La sociologie est la science humaine qui étudie les phénomènes sociaux (pouvant être idéologiques, religieux ou esthétiques), et permet de comprendre et d’expliquer le comportement des individus au sein d’un groupe, au sein de leur milieu social.

Au 19e siècle, la sociologie s’est formée grâce à différents penseurs que nous allons présenter dans cet article.

Auguste Comte (1798-1857) est un philosophe français, fondateur du positivisme, et est le premier à avoir popularisé le mot « sociologie », pour désigner la science des sociétés.

Le positivisme considère que toutes les activités philosophiques et scientifiques ne peuvent être vérifiées que par l’expérience. Le positivisme s’inspire de l’empirisme.

Remarque : L’empirisme (18e siècle) considère que l’origine de toutes les connaissances humaines ne provient que des expériences et observations, s’opposant au rationalisme (17e siècle), selon lequel l’origine de toutes les connaissances humaines découle de la raison et de principes universels.
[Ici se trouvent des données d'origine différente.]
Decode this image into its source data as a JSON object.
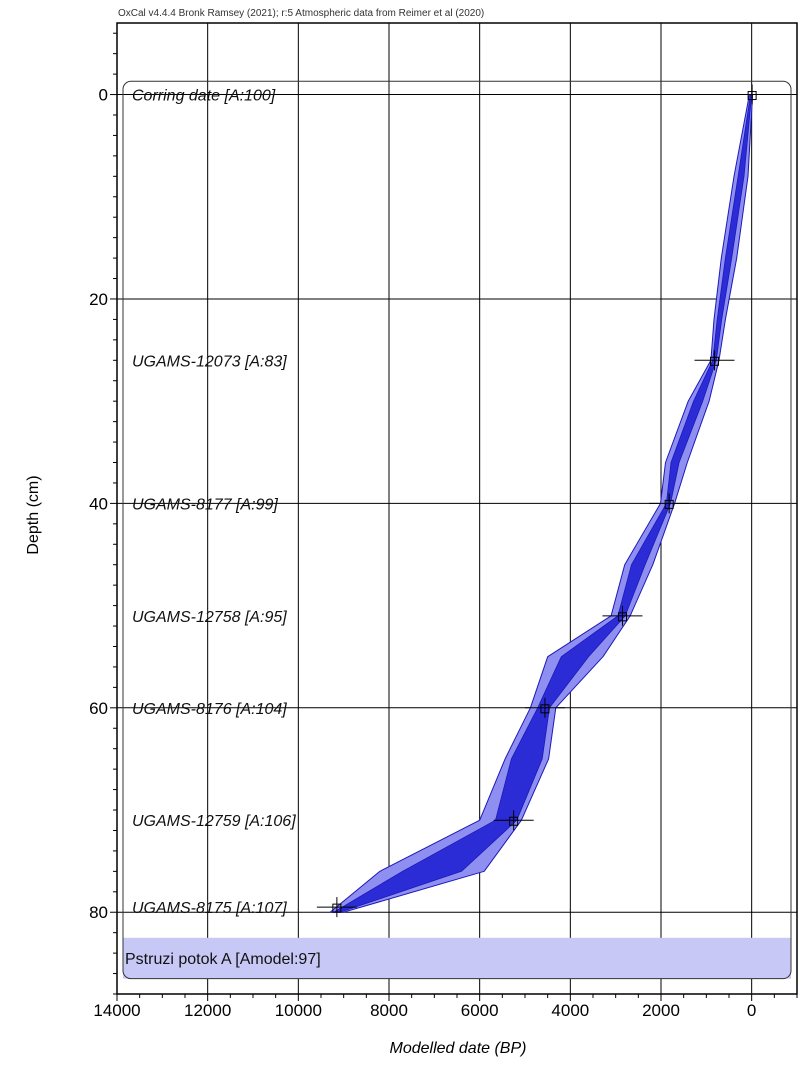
{
  "credit": "OxCal v4.4.4 Bronk Ramsey (2021); r:5 Atmospheric data from Reimer et al (2020)",
  "chart_data": {
    "type": "area",
    "title": "",
    "xlabel": "Modelled date (BP)",
    "ylabel": "Depth (cm)",
    "xlim": [
      14000,
      -1000
    ],
    "ylim": [
      -7,
      88
    ],
    "x_ticks": [
      "14000",
      "12000",
      "10000",
      "8000",
      "6000",
      "4000",
      "2000",
      "0"
    ],
    "y_ticks": [
      "0",
      "20",
      "40",
      "60",
      "80"
    ],
    "grid": true,
    "samples": [
      {
        "label": "Corring date [A:100]",
        "depth": 0,
        "age": -10
      },
      {
        "label": "UGAMS-12073 [A:83]",
        "depth": 26,
        "age": 820
      },
      {
        "label": "UGAMS-8177 [A:99]",
        "depth": 40,
        "age": 1820
      },
      {
        "label": "UGAMS-12758 [A:95]",
        "depth": 51,
        "age": 2850
      },
      {
        "label": "UGAMS-8176 [A:104]",
        "depth": 60,
        "age": 4560
      },
      {
        "label": "UGAMS-12759 [A:106]",
        "depth": 71,
        "age": 5250
      },
      {
        "label": "UGAMS-8175 [A:107]",
        "depth": 79.5,
        "age": 9150
      }
    ],
    "model": {
      "label": "Pstruzi potok A [Amodel:97]",
      "depth_range": [
        82.5,
        86.5
      ]
    },
    "envelope_95": {
      "depth": [
        0,
        8,
        16,
        22,
        26,
        30,
        36,
        40,
        46,
        51,
        55,
        60,
        65,
        71,
        76,
        80
      ],
      "young": [
        -20,
        80,
        330,
        580,
        720,
        940,
        1420,
        1700,
        2180,
        2680,
        3280,
        4320,
        4480,
        5080,
        5900,
        9000
      ],
      "old": [
        50,
        390,
        670,
        830,
        900,
        1400,
        1900,
        2010,
        2800,
        3100,
        4500,
        4880,
        5440,
        6000,
        8200,
        9300
      ]
    },
    "envelope_68": {
      "depth": [
        0,
        8,
        16,
        22,
        26,
        30,
        36,
        40,
        46,
        51,
        55,
        60,
        65,
        71,
        76,
        80
      ],
      "young": [
        0,
        170,
        440,
        660,
        780,
        1080,
        1600,
        1790,
        2350,
        2790,
        3600,
        4460,
        4620,
        5180,
        6400,
        9080
      ],
      "old": [
        25,
        300,
        580,
        760,
        860,
        1280,
        1780,
        1880,
        2650,
        2950,
        4200,
        4720,
        5300,
        5650,
        7700,
        9220
      ]
    },
    "colors": {
      "outer": "#8f8ff2",
      "inner": "#2c2cd6",
      "outline": "#1a1ab8",
      "model_band": "#c8c8f7"
    }
  }
}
Voici un exemple pour comprendre la différence entre ces trois termes:

  • Pour les rationalistes (17e siècle), les atomes sont une conception de l’esprit.
  • Pour les empiristes (18e siècle), les atomes existent réellement, puisqu’ils sont nécessaires pour comprendre les résultats expérimentaux.
  • Pour les positivistes (19e siècle), les atomes ne pouvent pas exister réellement, puisqu’ils ne sont pas directement observables. Les atomes sont considérés comme des modèles imaginés par l’homme, dans le seul but d’être utiles à la compréhension des résultats expérimentaux.

En développant ainsi le positivisme, Comte n’adhère d’ailleurs pas à la métaphysique (qui consiste à rechercher les premières causes, et principes de l’existence de l’Univers).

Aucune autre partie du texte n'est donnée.